Breachday is software for running tabletop exercises—structured, facilitator-led practice sessions where your team walks through a fictional incident (for example, a ransomware scenario or a major outage) and talks through who does what, when.

The facilitator drives the story using injects (updates and events revealed during the session). Participants join in a browser with a short room code; they do not need a Breachday account.

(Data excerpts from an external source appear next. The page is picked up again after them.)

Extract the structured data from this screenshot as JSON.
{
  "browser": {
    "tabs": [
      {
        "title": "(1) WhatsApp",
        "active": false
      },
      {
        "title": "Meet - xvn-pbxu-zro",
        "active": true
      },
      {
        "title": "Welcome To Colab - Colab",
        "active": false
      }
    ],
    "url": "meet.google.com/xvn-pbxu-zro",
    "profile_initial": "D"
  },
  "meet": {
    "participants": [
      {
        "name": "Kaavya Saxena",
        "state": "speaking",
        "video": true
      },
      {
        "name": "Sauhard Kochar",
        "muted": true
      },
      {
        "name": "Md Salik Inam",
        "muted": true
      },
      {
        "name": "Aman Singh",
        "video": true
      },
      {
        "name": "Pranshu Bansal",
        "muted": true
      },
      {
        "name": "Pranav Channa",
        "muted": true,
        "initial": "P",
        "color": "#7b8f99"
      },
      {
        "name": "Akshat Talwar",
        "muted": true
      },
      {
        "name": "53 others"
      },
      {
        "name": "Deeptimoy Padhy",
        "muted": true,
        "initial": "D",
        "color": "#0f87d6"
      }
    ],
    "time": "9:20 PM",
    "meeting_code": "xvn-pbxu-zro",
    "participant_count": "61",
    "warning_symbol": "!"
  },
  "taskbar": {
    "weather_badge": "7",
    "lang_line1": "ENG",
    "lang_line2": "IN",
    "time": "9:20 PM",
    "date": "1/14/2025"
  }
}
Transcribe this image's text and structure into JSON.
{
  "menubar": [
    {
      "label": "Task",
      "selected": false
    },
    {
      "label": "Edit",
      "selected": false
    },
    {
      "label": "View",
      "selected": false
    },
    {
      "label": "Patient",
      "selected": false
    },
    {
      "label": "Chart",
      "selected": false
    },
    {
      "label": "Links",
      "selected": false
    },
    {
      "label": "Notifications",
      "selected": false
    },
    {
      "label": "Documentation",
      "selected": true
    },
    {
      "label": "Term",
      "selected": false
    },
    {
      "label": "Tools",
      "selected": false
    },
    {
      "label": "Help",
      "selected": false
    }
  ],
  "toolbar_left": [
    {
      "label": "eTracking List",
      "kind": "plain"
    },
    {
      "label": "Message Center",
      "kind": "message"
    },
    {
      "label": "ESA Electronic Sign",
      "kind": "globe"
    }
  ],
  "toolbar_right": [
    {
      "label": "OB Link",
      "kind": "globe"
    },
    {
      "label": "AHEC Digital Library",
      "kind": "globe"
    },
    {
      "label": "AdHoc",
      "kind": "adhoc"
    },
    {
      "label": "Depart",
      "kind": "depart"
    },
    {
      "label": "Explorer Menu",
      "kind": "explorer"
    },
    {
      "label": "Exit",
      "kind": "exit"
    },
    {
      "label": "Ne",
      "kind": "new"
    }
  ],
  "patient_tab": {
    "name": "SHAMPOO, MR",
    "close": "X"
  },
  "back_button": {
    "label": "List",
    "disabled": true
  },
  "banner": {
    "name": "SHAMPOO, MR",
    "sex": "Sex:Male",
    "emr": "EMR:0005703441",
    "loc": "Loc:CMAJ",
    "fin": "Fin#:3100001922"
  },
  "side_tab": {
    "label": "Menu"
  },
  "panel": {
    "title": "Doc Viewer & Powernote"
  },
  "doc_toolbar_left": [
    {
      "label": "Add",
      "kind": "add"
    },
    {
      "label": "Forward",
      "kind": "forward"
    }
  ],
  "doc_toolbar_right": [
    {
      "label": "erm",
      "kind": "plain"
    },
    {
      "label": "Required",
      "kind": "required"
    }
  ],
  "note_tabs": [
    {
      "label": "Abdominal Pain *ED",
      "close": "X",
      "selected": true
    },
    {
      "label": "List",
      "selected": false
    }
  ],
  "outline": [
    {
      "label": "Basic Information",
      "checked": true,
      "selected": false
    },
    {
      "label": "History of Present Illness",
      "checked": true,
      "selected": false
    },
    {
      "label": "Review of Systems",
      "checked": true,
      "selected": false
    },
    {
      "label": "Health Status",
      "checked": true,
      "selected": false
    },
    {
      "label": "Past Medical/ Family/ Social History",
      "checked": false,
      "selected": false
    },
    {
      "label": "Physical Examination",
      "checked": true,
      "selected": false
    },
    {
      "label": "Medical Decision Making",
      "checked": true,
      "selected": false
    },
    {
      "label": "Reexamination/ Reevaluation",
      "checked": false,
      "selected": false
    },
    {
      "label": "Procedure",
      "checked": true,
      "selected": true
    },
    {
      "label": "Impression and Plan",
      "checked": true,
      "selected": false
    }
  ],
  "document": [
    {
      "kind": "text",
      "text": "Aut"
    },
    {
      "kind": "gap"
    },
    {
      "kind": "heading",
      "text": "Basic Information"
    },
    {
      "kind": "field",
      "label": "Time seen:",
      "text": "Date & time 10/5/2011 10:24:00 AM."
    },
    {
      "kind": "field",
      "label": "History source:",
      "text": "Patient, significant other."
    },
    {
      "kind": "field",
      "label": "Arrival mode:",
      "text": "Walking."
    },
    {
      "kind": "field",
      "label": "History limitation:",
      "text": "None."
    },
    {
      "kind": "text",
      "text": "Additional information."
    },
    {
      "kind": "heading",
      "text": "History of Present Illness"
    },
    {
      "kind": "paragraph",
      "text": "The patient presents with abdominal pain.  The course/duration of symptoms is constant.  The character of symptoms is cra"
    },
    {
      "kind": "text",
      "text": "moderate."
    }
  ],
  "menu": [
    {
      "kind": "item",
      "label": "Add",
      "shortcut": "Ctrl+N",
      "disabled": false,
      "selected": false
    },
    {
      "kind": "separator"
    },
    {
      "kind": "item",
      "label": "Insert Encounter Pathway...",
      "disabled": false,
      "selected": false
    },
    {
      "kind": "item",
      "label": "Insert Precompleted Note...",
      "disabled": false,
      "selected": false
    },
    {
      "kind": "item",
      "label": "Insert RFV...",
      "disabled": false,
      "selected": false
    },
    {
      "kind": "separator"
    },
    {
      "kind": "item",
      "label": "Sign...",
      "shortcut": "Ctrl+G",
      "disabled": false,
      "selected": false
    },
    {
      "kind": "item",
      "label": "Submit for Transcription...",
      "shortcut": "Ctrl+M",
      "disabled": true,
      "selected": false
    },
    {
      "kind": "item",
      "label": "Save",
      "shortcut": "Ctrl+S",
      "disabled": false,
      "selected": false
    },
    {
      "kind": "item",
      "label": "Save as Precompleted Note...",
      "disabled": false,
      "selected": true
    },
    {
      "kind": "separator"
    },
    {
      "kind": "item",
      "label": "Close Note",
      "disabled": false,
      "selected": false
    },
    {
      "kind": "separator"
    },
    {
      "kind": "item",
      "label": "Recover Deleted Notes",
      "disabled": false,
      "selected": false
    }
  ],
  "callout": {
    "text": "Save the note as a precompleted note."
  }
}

Afterward, facilitators can capture reports and follow-up items so the exercise doubles as evidence that you rehearsed your plans—not just a slide deck.

User Personas

PersonaTypical goalsAccount?
Organization adminPaying for the org, inviting teammates, org name/logo, billing, sometimes security settingsYes
FacilitatorBuilds or picks scenarios, starts the live session, releases injects, may add notes, generates reportsYes
ObserverMay watch or support depending on how the org uses rolesYes
ParticipantJoins the live exercise in their role (e.g. Legal, IT), responds when promptedNo account—room code + display name

[!NOTE] Managed service providers (MSPs): Some customers are consultancies that run exercises for their clients. Those users may switch between their own org and client orgs after being granted access.

Breachday Glossary

  • Exercise / scenario — In everyday copy, you can say “exercise” or “scenario.” In the product, facilitators work from templates (saved setups) that include a scenario (story, objectives, phases) and injects (the events that unfold).
  • Inject — A piece of the story delivered at a point in time (e.g., “News reports a data leak”). May ask for a written response or a vote.
  • Phase — A labeled chapter of the exercise (e.g., Detection, Recovery). Helps group injects so the session feels organized.
  • Role — A seat at the table (e.g., Incident Commander, Legal). Your org can define custom roles (within plan limits). Each live session uses role seats derived from those roles.
  • Room code — A short code (letters/numbers) that lets participants join the right live session. Share it verbally, in chat, or via a join link.
  • Facilitator view — The screen used to control the session: start/pause, move phases, release injects, see responses.
  • Participant view — Simpler screen: see what has been released, respond when asked, vote when asked.
  • Report — A structured summary after the session (timeline, responses, etc.). Availability of formats depends on your subscription.
  • Lessons learned — Optional follow-up action items or improvements tracked after exercises.
  • IT assets — A catalog of important systems (apps, networks, SaaS) used in business continuity planning.
  • BIA (Business Impact Analysis) — Critical business processes and how they depend on people, systems, or vendors.
  • Crisis communications — Templates and workflows for stakeholder messaging during a crisis.